Kamis, 19 November 2026

Tangis di Atas Bukit

Ada tangis yang keluar bukan karena diri sendiri disakiti, melainkan karena orang yang dikasihi menolak ditolong. Tangis orang tua di depan anak yang memilih jalan yang salah. Nasihat sudah, teladan sudah. Yang tersisa air mata.

Kemarin, dalam perumpamaan, seorang raja berangkat menuju kotanya untuk dinobatkan. Hari ini Yesus sungguh tiba di dekat kota-Nya, dan kita melihat Ia menangis. Bukan di makam sahabat, melainkan di atas bukit, memandang kota. Wahai, kata-Nya kepada Yerusalem, betapa baiknya jika pada hari ini juga engkau mengerti apa yang perlu untuk damai sejahteramu. Kota itu ramai, sibuk, religius. Bait Allahnya megah, ibadahnya padat. Tetapi satu kalimat Yesus merangkum kegagalannya: engkau tidak mengetahui saat Allah melawat engkau.

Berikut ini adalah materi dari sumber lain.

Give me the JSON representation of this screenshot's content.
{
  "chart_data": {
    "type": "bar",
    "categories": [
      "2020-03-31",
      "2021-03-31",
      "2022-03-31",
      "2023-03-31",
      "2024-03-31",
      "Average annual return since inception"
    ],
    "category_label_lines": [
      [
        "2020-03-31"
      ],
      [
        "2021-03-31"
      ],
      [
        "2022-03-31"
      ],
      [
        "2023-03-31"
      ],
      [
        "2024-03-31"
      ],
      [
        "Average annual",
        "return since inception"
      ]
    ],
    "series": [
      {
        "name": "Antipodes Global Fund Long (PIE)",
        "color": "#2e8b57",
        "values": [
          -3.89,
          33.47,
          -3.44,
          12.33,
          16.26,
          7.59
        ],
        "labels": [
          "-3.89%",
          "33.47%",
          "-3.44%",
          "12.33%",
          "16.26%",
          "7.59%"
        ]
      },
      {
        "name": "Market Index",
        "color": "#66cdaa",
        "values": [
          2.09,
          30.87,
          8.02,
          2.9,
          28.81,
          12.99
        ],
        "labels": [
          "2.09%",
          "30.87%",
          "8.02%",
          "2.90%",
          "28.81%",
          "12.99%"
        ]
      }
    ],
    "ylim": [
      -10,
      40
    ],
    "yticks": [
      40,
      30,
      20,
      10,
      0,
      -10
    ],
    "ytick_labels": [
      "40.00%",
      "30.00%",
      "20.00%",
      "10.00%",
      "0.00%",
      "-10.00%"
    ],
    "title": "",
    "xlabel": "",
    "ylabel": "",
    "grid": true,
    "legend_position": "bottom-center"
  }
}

Kalimat itu pelan-pelan berbalik menunjuk kita. Allah melawat lewat peristiwa, lewat orang, lewat gelisah halus di dalam hati. Lawatan-Nya jarang berisik. Ia bisa lewat begitu saja kalau kita sedang penuh dengan agenda sendiri.

Perhatikan juga apa yang tidak dilakukan Yesus: Ia tidak mengutuki kota itu. Ia menangisinya. Di hadapan hati yang tertutup, Allah kita bukan Allah yang membanting pintu, melainkan yang berdiri di luar dan berduka.

Hari ini Ia melawat lagi. Semoga mata kita tidak sedang menatap ke arah lain.

Tuhan, jangan biarkan lawatan-Mu lewat tanpa kusadari. Berilah aku hati yang mengerti apa yang perlu untuk damaiku. Amin.